遅すぎた初恋
電話はどちらから切ったのかわからない。
時間が止まってしまった。

死んだ?…
隆次が死んだ……?
隆次が……隆次が…

嘘だ!
結婚してまだ一年も経っていないんだぞ!
絵も認められつつあって、これからじゃないか!
星羅を幸せにしたいって穏やかに笑って私に言ってたじゃないか!

頭がガンガンする…。母の声がこだまする…。
隆次が死んでしまった、隆次が死んで……死んで…。隆次が死んだ。

星羅は…星羅は…どうしてる?

なんとか意識を引き戻し、榊を呼び寄せ。
とりあえずの支持を出し。車を回させ空港に向かう。
ニューヨークまでのチケットを持って、母が来るのを待つ。

機内で、母から詳細を聞く。

明後日から行われる、個展の為に星羅が昨日、日本を発って今日の夕方頃にはケネディ空港に着くという事で、先に行っていた隆次が空港に迎えに出たが、その途中で事故に巻き込まれたらしい。
後は現地に行ってみないと、分からないそうだ。

「星羅ちゃん大丈夫かしら」と、母がしきりに泣きながら私に聞いてくる。私も、星羅の事を思う。「彼女は大丈夫か?」
長い長いフライトになりそうだ。

結局一睡も出来ずに、外務職員と現地のスタッフに案内されるがまま遺体安置所に向かった。

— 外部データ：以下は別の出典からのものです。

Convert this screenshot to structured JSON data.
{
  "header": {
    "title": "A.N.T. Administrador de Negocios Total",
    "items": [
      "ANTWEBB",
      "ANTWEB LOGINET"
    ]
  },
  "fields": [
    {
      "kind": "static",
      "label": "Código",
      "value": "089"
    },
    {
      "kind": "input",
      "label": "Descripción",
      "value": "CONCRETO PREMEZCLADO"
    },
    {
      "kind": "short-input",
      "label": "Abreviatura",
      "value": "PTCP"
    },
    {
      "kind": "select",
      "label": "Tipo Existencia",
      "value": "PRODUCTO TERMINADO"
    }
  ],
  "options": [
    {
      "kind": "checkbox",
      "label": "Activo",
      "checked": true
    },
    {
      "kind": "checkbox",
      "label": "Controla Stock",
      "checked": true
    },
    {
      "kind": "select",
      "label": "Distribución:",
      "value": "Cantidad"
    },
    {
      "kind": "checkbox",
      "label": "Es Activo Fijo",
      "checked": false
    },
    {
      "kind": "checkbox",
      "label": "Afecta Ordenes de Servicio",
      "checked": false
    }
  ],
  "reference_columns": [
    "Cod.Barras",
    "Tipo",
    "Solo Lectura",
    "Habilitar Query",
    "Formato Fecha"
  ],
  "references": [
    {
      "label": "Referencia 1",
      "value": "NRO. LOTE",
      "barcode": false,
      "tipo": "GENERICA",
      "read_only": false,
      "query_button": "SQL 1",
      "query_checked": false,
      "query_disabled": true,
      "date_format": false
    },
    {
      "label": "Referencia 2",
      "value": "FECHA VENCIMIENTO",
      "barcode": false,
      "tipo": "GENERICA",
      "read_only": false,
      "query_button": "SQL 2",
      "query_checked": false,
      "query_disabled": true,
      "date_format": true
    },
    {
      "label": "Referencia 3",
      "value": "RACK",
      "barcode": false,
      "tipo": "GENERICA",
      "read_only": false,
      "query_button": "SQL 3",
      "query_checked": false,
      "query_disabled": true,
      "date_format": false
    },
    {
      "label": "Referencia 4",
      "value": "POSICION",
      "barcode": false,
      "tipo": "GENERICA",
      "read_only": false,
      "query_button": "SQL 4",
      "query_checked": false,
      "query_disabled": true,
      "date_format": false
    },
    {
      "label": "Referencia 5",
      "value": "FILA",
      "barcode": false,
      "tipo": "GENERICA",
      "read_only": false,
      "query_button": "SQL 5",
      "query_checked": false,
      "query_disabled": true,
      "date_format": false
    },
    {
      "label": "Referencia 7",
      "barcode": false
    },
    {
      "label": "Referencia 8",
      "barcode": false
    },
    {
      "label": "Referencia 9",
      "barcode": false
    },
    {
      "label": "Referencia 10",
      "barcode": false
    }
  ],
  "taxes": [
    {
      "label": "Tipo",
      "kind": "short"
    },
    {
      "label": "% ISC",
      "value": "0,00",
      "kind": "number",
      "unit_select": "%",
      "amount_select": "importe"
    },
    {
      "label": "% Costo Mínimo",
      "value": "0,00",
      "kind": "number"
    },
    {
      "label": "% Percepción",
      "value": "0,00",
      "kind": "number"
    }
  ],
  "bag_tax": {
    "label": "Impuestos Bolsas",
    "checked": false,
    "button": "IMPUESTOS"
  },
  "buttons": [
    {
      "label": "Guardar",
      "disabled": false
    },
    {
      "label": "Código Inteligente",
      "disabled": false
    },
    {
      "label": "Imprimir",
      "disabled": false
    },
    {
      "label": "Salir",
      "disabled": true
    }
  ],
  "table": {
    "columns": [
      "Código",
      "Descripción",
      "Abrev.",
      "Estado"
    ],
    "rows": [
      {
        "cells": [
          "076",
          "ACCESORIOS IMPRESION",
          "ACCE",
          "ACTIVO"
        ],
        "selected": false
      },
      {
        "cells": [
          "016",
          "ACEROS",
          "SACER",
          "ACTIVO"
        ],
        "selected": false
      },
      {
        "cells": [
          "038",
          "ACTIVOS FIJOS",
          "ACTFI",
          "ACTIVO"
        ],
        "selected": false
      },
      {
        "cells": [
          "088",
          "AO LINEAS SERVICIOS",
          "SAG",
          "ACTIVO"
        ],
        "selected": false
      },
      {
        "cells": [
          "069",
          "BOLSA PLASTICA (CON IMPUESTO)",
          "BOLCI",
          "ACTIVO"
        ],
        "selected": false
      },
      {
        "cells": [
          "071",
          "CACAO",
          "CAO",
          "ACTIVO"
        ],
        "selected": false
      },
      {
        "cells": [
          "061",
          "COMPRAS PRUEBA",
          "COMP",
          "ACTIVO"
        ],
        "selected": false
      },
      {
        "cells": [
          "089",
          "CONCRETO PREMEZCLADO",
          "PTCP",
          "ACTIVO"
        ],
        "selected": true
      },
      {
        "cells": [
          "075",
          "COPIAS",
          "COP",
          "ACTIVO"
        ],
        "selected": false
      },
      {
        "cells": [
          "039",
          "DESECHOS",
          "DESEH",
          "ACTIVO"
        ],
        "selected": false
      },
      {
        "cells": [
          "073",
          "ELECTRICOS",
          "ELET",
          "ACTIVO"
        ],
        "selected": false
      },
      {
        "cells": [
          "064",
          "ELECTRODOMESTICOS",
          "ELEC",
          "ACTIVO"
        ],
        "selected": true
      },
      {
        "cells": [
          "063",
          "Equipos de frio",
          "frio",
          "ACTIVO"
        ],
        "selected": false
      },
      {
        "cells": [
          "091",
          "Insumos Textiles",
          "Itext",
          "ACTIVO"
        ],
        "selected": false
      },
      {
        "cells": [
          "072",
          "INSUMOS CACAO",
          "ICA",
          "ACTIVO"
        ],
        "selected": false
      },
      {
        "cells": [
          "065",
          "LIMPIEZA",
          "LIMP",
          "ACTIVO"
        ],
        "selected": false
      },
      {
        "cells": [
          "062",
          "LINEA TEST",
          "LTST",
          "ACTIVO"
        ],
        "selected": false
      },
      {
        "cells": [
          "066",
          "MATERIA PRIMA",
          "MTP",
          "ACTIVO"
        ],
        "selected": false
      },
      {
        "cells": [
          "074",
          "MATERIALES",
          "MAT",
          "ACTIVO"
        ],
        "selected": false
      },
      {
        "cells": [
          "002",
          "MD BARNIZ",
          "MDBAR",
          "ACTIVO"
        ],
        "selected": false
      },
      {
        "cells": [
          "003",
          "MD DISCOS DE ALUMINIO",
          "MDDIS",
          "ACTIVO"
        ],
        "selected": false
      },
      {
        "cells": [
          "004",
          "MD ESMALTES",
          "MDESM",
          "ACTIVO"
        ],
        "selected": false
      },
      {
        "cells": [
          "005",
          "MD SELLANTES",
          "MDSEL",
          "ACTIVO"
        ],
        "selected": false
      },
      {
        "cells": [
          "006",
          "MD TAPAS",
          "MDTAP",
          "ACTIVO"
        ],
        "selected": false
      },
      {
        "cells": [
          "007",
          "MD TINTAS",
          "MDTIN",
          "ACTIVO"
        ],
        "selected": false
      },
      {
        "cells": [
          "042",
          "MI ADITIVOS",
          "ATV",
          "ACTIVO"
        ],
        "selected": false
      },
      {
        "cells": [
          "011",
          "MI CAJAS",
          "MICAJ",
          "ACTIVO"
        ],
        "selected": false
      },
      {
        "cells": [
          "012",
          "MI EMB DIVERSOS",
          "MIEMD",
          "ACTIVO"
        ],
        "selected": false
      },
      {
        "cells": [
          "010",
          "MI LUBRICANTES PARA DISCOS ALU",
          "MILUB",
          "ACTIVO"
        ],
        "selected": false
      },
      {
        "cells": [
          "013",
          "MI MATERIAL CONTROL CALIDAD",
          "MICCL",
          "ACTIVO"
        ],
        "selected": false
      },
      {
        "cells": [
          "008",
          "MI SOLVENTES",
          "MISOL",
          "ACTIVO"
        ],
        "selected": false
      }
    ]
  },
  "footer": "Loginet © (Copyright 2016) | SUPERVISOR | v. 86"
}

職員が言うには、隆次の車に、前方不注意の後続車が激突してきて、そのまま押し出された形で側壁にぶつかったらしい。
即死だった。

奇跡的に顔は綺麗なものだった。表情は眠っているように穏やかだった。揺すってやれば目覚めるんじゃないかと思うほどに。
母は泣き崩れている。
「やっとまた一緒に居られるようになったのに…。子供が先に逝くなんて親不孝よ」

星羅は蝋人形のように何も言わず、ずっと隆次の横に立っていた。